The long line of holiday visitors moved reverently
down the lanes through rows of white marble
headstones, with only the low chatter of
conversation breaking the stillness on the hill
where Robert E. Lee’s mansion gave the graveyard its
name.
Most of the markers are carved with only modest
biography: names, dates, ranks and names of the
states from whence men answered their country’s call
to arms. Memorial Day is still observed at Arlington
as it was meant to be observed.
Gen. Joe Wheeler is one of the few senior
Confederate officers allowed to sleep in a grave at
Arlington.
Like all our national summer holidays, the day is
observed mostly with picnics, the occasional burst
of fireworks creasing the night sky, raucous noise
billed as music and the swilling of enormous
quantities of brewed beverages. Memorial Day is
different, if only by degree. But its origins are
lost in argument, its original purpose shrouded in
the fog of forgetfulness. Several cities in both
North and South claim to be the holiday’s
birthplace, but the ceremonies and parades that once
made it a holiday second only to the Fourth of July
have been relegated to the dustbin of memory.

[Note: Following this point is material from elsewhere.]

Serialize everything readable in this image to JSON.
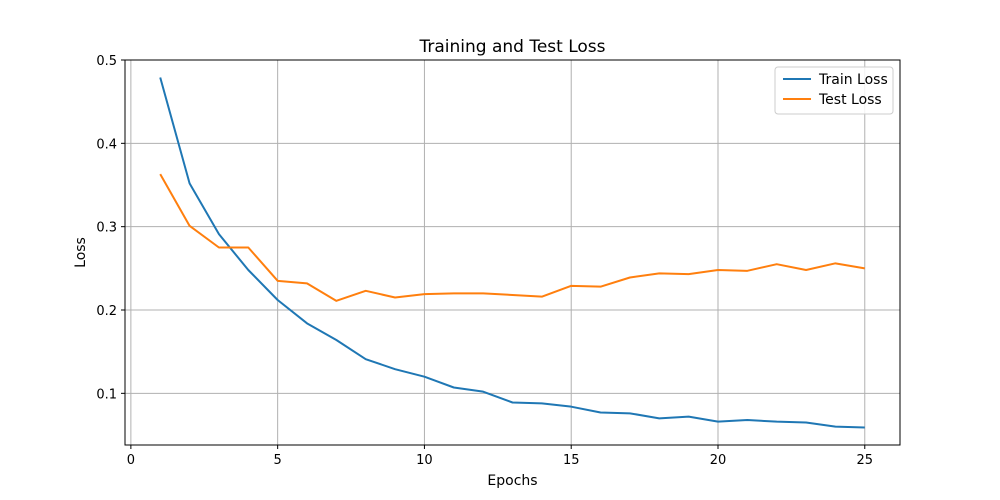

President Lyndon Johnson four decades ago declared
Waterloo, N.Y., to be the official birthplace of
Decoration Day (as it was first called) but the
women of the South decorated the graves of their
fallen sons even before the Civil War ended,
commemorated in a hymn, “Kneel Where Our Loves Lie
Sleeping,” published in 1867. Memorial Day was first
“officially” declared the following year by Gen.

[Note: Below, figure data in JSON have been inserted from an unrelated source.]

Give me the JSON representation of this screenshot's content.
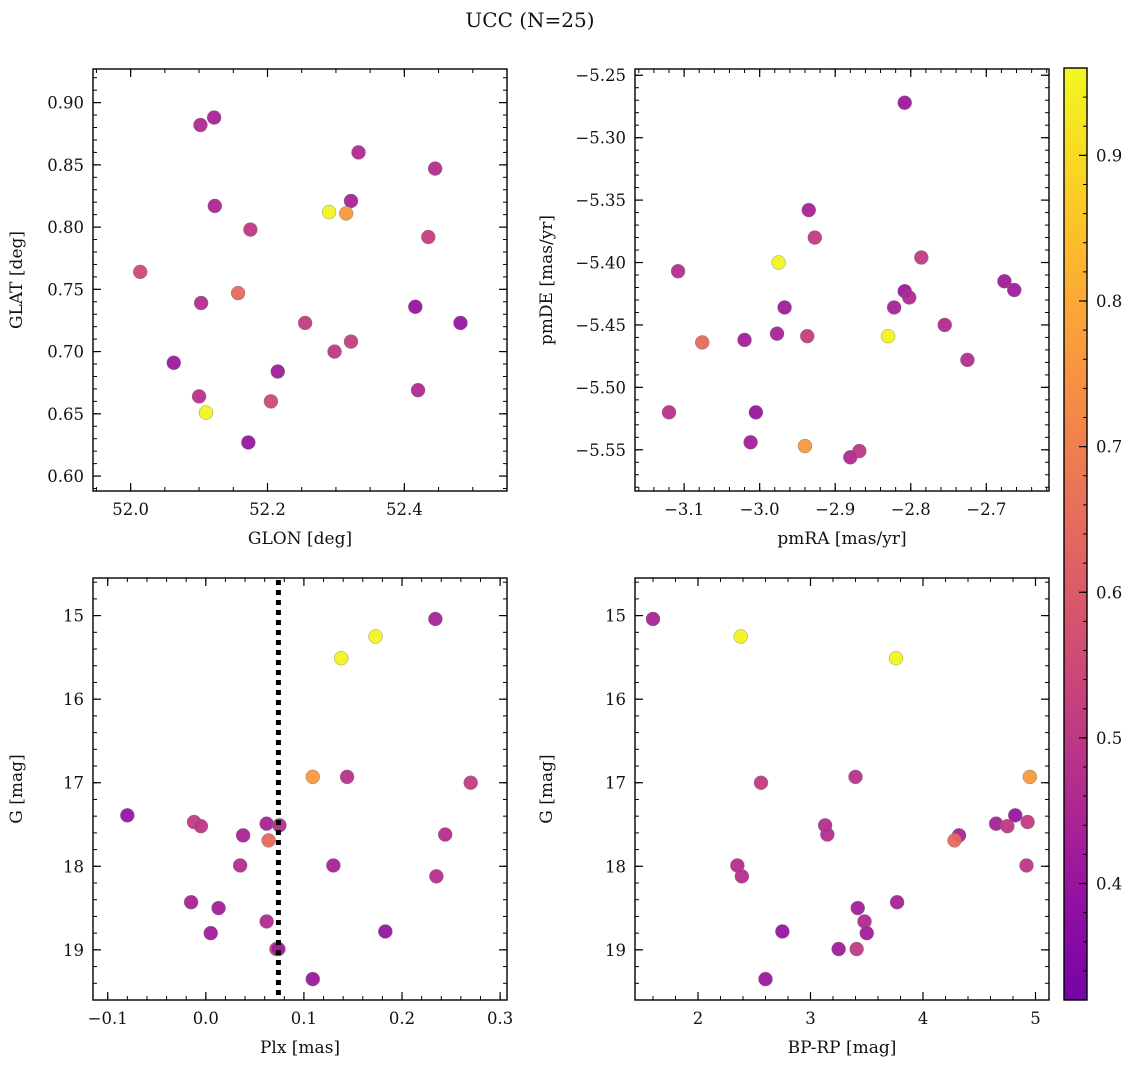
{
  "figure": {
    "title": "UCC (N=25)"
  },
  "colormap": {
    "name": "plasma",
    "range": [
      0.32,
      0.96
    ],
    "ticks": [
      {
        "value": 0.4,
        "label": "0.4"
      },
      {
        "value": 0.5,
        "label": "0.5"
      },
      {
        "value": 0.6,
        "label": "0.6"
      },
      {
        "value": 0.7,
        "label": "0.7"
      },
      {
        "value": 0.8,
        "label": "0.8"
      },
      {
        "value": 0.9,
        "label": "0.9"
      }
    ]
  },
  "chart_data": [
    {
      "type": "scatter",
      "xlabel": "GLON [deg]",
      "ylabel": "GLAT [deg]",
      "xlim": [
        51.945,
        52.55
      ],
      "ylim": [
        0.588,
        0.927
      ],
      "xticks": [
        {
          "v": 52.0,
          "label": "52.0"
        },
        {
          "v": 52.2,
          "label": "52.2"
        },
        {
          "v": 52.4,
          "label": "52.4"
        }
      ],
      "yticks": [
        {
          "v": 0.6,
          "label": "0.60"
        },
        {
          "v": 0.65,
          "label": "0.65"
        },
        {
          "v": 0.7,
          "label": "0.70"
        },
        {
          "v": 0.75,
          "label": "0.75"
        },
        {
          "v": 0.8,
          "label": "0.80"
        },
        {
          "v": 0.85,
          "label": "0.85"
        },
        {
          "v": 0.9,
          "label": "0.90"
        }
      ],
      "xminor": 0.05,
      "yminor": 0.01,
      "points": [
        {
          "x": 52.122,
          "y": 0.888,
          "c": 0.44
        },
        {
          "x": 52.102,
          "y": 0.882,
          "c": 0.46
        },
        {
          "x": 52.333,
          "y": 0.86,
          "c": 0.46
        },
        {
          "x": 52.445,
          "y": 0.847,
          "c": 0.47
        },
        {
          "x": 52.322,
          "y": 0.821,
          "c": 0.44
        },
        {
          "x": 52.123,
          "y": 0.817,
          "c": 0.45
        },
        {
          "x": 52.29,
          "y": 0.812,
          "c": 0.95
        },
        {
          "x": 52.315,
          "y": 0.811,
          "c": 0.76
        },
        {
          "x": 52.175,
          "y": 0.798,
          "c": 0.5
        },
        {
          "x": 52.435,
          "y": 0.792,
          "c": 0.52
        },
        {
          "x": 52.014,
          "y": 0.764,
          "c": 0.55
        },
        {
          "x": 52.157,
          "y": 0.747,
          "c": 0.64
        },
        {
          "x": 52.103,
          "y": 0.739,
          "c": 0.47
        },
        {
          "x": 52.416,
          "y": 0.736,
          "c": 0.4
        },
        {
          "x": 52.482,
          "y": 0.723,
          "c": 0.4
        },
        {
          "x": 52.255,
          "y": 0.723,
          "c": 0.51
        },
        {
          "x": 52.322,
          "y": 0.708,
          "c": 0.52
        },
        {
          "x": 52.298,
          "y": 0.7,
          "c": 0.5
        },
        {
          "x": 52.063,
          "y": 0.691,
          "c": 0.41
        },
        {
          "x": 52.215,
          "y": 0.684,
          "c": 0.42
        },
        {
          "x": 52.42,
          "y": 0.669,
          "c": 0.46
        },
        {
          "x": 52.1,
          "y": 0.664,
          "c": 0.48
        },
        {
          "x": 52.205,
          "y": 0.66,
          "c": 0.55
        },
        {
          "x": 52.11,
          "y": 0.651,
          "c": 0.95
        },
        {
          "x": 52.172,
          "y": 0.627,
          "c": 0.4
        }
      ]
    },
    {
      "type": "scatter",
      "xlabel": "pmRA [mas/yr]",
      "ylabel": "pmDE [mas/yr]",
      "xlim": [
        -3.165,
        -2.617
      ],
      "ylim": [
        -5.583,
        -5.245
      ],
      "xticks": [
        {
          "v": -3.1,
          "label": "−3.1"
        },
        {
          "v": -3.0,
          "label": "−3.0"
        },
        {
          "v": -2.9,
          "label": "−2.9"
        },
        {
          "v": -2.8,
          "label": "−2.8"
        },
        {
          "v": -2.7,
          "label": "−2.7"
        }
      ],
      "yticks": [
        {
          "v": -5.55,
          "label": "−5.55"
        },
        {
          "v": -5.5,
          "label": "−5.50"
        },
        {
          "v": -5.45,
          "label": "−5.45"
        },
        {
          "v": -5.4,
          "label": "−5.40"
        },
        {
          "v": -5.35,
          "label": "−5.35"
        },
        {
          "v": -5.3,
          "label": "−5.30"
        },
        {
          "v": -5.25,
          "label": "−5.25"
        }
      ],
      "xminor": 0.02,
      "yminor": 0.01,
      "points": [
        {
          "x": -2.808,
          "y": -5.272,
          "c": 0.41
        },
        {
          "x": -2.935,
          "y": -5.358,
          "c": 0.44
        },
        {
          "x": -2.927,
          "y": -5.38,
          "c": 0.51
        },
        {
          "x": -2.975,
          "y": -5.4,
          "c": 0.95
        },
        {
          "x": -2.786,
          "y": -5.396,
          "c": 0.51
        },
        {
          "x": -3.108,
          "y": -5.407,
          "c": 0.47
        },
        {
          "x": -2.676,
          "y": -5.415,
          "c": 0.42
        },
        {
          "x": -2.663,
          "y": -5.422,
          "c": 0.42
        },
        {
          "x": -2.808,
          "y": -5.423,
          "c": 0.41
        },
        {
          "x": -2.802,
          "y": -5.428,
          "c": 0.46
        },
        {
          "x": -2.822,
          "y": -5.436,
          "c": 0.44
        },
        {
          "x": -2.967,
          "y": -5.436,
          "c": 0.42
        },
        {
          "x": -2.755,
          "y": -5.45,
          "c": 0.46
        },
        {
          "x": -2.977,
          "y": -5.457,
          "c": 0.44
        },
        {
          "x": -2.937,
          "y": -5.459,
          "c": 0.52
        },
        {
          "x": -2.83,
          "y": -5.459,
          "c": 0.95
        },
        {
          "x": -3.02,
          "y": -5.462,
          "c": 0.43
        },
        {
          "x": -3.076,
          "y": -5.464,
          "c": 0.64
        },
        {
          "x": -2.725,
          "y": -5.478,
          "c": 0.47
        },
        {
          "x": -3.005,
          "y": -5.52,
          "c": 0.4
        },
        {
          "x": -3.12,
          "y": -5.52,
          "c": 0.48
        },
        {
          "x": -3.012,
          "y": -5.544,
          "c": 0.43
        },
        {
          "x": -2.94,
          "y": -5.547,
          "c": 0.76
        },
        {
          "x": -2.868,
          "y": -5.551,
          "c": 0.5
        },
        {
          "x": -2.88,
          "y": -5.556,
          "c": 0.46
        }
      ]
    },
    {
      "type": "scatter",
      "xlabel": "Plx [mas]",
      "ylabel": "G [mag]",
      "xlim": [
        -0.115,
        0.307
      ],
      "ylim": [
        19.6,
        14.55
      ],
      "xticks": [
        {
          "v": -0.1,
          "label": "−0.1"
        },
        {
          "v": 0.0,
          "label": "0.0"
        },
        {
          "v": 0.1,
          "label": "0.1"
        },
        {
          "v": 0.2,
          "label": "0.2"
        },
        {
          "v": 0.3,
          "label": "0.3"
        }
      ],
      "yticks": [
        {
          "v": 15,
          "label": "15"
        },
        {
          "v": 16,
          "label": "16"
        },
        {
          "v": 17,
          "label": "17"
        },
        {
          "v": 18,
          "label": "18"
        },
        {
          "v": 19,
          "label": "19"
        }
      ],
      "xminor": 0.02,
      "yminor": 0.2,
      "vline": 0.074,
      "points": [
        {
          "x": 0.234,
          "y": 15.04,
          "c": 0.44
        },
        {
          "x": 0.173,
          "y": 15.25,
          "c": 0.95
        },
        {
          "x": 0.138,
          "y": 15.51,
          "c": 0.95
        },
        {
          "x": 0.109,
          "y": 16.93,
          "c": 0.76
        },
        {
          "x": 0.144,
          "y": 16.93,
          "c": 0.48
        },
        {
          "x": 0.27,
          "y": 17.0,
          "c": 0.51
        },
        {
          "x": -0.08,
          "y": 17.39,
          "c": 0.4
        },
        {
          "x": -0.012,
          "y": 17.47,
          "c": 0.51
        },
        {
          "x": 0.062,
          "y": 17.49,
          "c": 0.44
        },
        {
          "x": -0.005,
          "y": 17.52,
          "c": 0.5
        },
        {
          "x": 0.075,
          "y": 17.51,
          "c": 0.47
        },
        {
          "x": 0.038,
          "y": 17.63,
          "c": 0.44
        },
        {
          "x": 0.244,
          "y": 17.62,
          "c": 0.47
        },
        {
          "x": 0.064,
          "y": 17.69,
          "c": 0.64
        },
        {
          "x": 0.035,
          "y": 17.99,
          "c": 0.47
        },
        {
          "x": 0.13,
          "y": 17.99,
          "c": 0.44
        },
        {
          "x": 0.235,
          "y": 18.12,
          "c": 0.47
        },
        {
          "x": -0.015,
          "y": 18.43,
          "c": 0.44
        },
        {
          "x": 0.013,
          "y": 18.5,
          "c": 0.43
        },
        {
          "x": 0.062,
          "y": 18.66,
          "c": 0.46
        },
        {
          "x": 0.005,
          "y": 18.8,
          "c": 0.42
        },
        {
          "x": 0.183,
          "y": 18.78,
          "c": 0.4
        },
        {
          "x": 0.072,
          "y": 18.99,
          "c": 0.51
        },
        {
          "x": 0.074,
          "y": 18.99,
          "c": 0.42
        },
        {
          "x": 0.109,
          "y": 19.35,
          "c": 0.41
        }
      ]
    },
    {
      "type": "scatter",
      "xlabel": "BP-RP [mag]",
      "ylabel": "G [mag]",
      "xlim": [
        1.44,
        5.12
      ],
      "ylim": [
        19.6,
        14.55
      ],
      "xticks": [
        {
          "v": 2,
          "label": "2"
        },
        {
          "v": 3,
          "label": "3"
        },
        {
          "v": 4,
          "label": "4"
        },
        {
          "v": 5,
          "label": "5"
        }
      ],
      "yticks": [
        {
          "v": 15,
          "label": "15"
        },
        {
          "v": 16,
          "label": "16"
        },
        {
          "v": 17,
          "label": "17"
        },
        {
          "v": 18,
          "label": "18"
        },
        {
          "v": 19,
          "label": "19"
        }
      ],
      "xminor": 0.2,
      "yminor": 0.2,
      "points": [
        {
          "x": 1.6,
          "y": 15.04,
          "c": 0.44
        },
        {
          "x": 2.38,
          "y": 15.25,
          "c": 0.95
        },
        {
          "x": 3.76,
          "y": 15.51,
          "c": 0.95
        },
        {
          "x": 4.95,
          "y": 16.93,
          "c": 0.76
        },
        {
          "x": 3.4,
          "y": 16.93,
          "c": 0.48
        },
        {
          "x": 2.56,
          "y": 17.0,
          "c": 0.51
        },
        {
          "x": 4.82,
          "y": 17.39,
          "c": 0.4
        },
        {
          "x": 4.93,
          "y": 17.47,
          "c": 0.51
        },
        {
          "x": 4.65,
          "y": 17.49,
          "c": 0.44
        },
        {
          "x": 4.75,
          "y": 17.52,
          "c": 0.5
        },
        {
          "x": 3.13,
          "y": 17.51,
          "c": 0.47
        },
        {
          "x": 4.32,
          "y": 17.63,
          "c": 0.44
        },
        {
          "x": 3.15,
          "y": 17.62,
          "c": 0.47
        },
        {
          "x": 4.28,
          "y": 17.69,
          "c": 0.64
        },
        {
          "x": 2.35,
          "y": 17.99,
          "c": 0.47
        },
        {
          "x": 4.92,
          "y": 17.99,
          "c": 0.5
        },
        {
          "x": 2.39,
          "y": 18.12,
          "c": 0.47
        },
        {
          "x": 3.77,
          "y": 18.43,
          "c": 0.44
        },
        {
          "x": 3.42,
          "y": 18.5,
          "c": 0.43
        },
        {
          "x": 3.48,
          "y": 18.66,
          "c": 0.46
        },
        {
          "x": 3.5,
          "y": 18.8,
          "c": 0.42
        },
        {
          "x": 2.75,
          "y": 18.78,
          "c": 0.4
        },
        {
          "x": 3.25,
          "y": 18.99,
          "c": 0.42
        },
        {
          "x": 3.41,
          "y": 18.99,
          "c": 0.51
        },
        {
          "x": 2.6,
          "y": 19.35,
          "c": 0.41
        }
      ]
    }
  ]
}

John A. Logan, commander of the Grand Army of the
Republic—not an army at all, but a forerunner of the
American Legion—who rode across the Potomac on May
30 of that year to decorate the graves of both Union
and Confederate dead. His decoration of Southern
graves was not widely appreciated by the Radical
Republicans who presided over the capital that time
of bitter division.
The most persuasive claim for the origin of a
decoration day is made by Columbus, Ga., where the
widow of Col. C.J. Williams of the 1st Georgia
Infantry tended his grave with their little
daughter, after he died in the early days of the
Civil War. She visited his grave every day, to sit
in reflection of “the mystic chords of memory” while
their little girl plucked weeds from unmarked graves
nearby and covered them with flowers. She called
them the graves of “my soldier boys.” A short time
later, as a contemporary account told it, “the dear
little girl was summoned by the angels to join her
father,” and the widow, now childless, took up the
little girl’s practice of caring for soldiers’
graves. In March 1868, about the time that Gen.
Logan was first thinking of visiting Arlington with
his flowers, the Widow Williams suggested setting
apart one day every year as the occasion for “love
to pay tribute to valor.” She suggested April 26,
and to this day in hundreds of graveyards across the
South women pay separate tribute to Southern valor
by placing tiny Confederate battle flags at the foot
of the graves of their honored dead.
From the beginning, the tribute to the memory of
sacrifice was an attempt to bridge the partisan
divide. Politicians in both North and South were
eager to wave the bloody shirt come election time,
and it was the women who were, as usual, the
civilizing influence. But civilizing men, as most
any woman is eager to tell you, is not always easy.
The echoes of shot and shell that had summoned men
to battle were barely beginning to fade when America
stood at the cusp of war with Spain just as the
century ended. Not everyone though it was a good
idea to organize Southerners into an army so soon
after Appomattox. Someone had the good idea of
offering command to a former Confederate officer,
and to Gen. Joe Wheeler, a hard-hitting cavalry
commander from Alabama who briefly delayed Sherman’s
torching of Atlanta. He and his troops fought well
in Cuba, though in the din of battle at Las Guasimas
he forgot where he was and rallied his men with the
cry: “Let’s go, boys! We’ve got the damn Yankees on
the run again.”
He died with his boots on in Brooklyn a decade
later, pleased to parade in his uniform of Union
blue, and he is one of the few senior Confederate
officers allowed to sleep in a grave at Arlington.
The flags of the two American nations whose uniforms
he wore decorated his grave this year.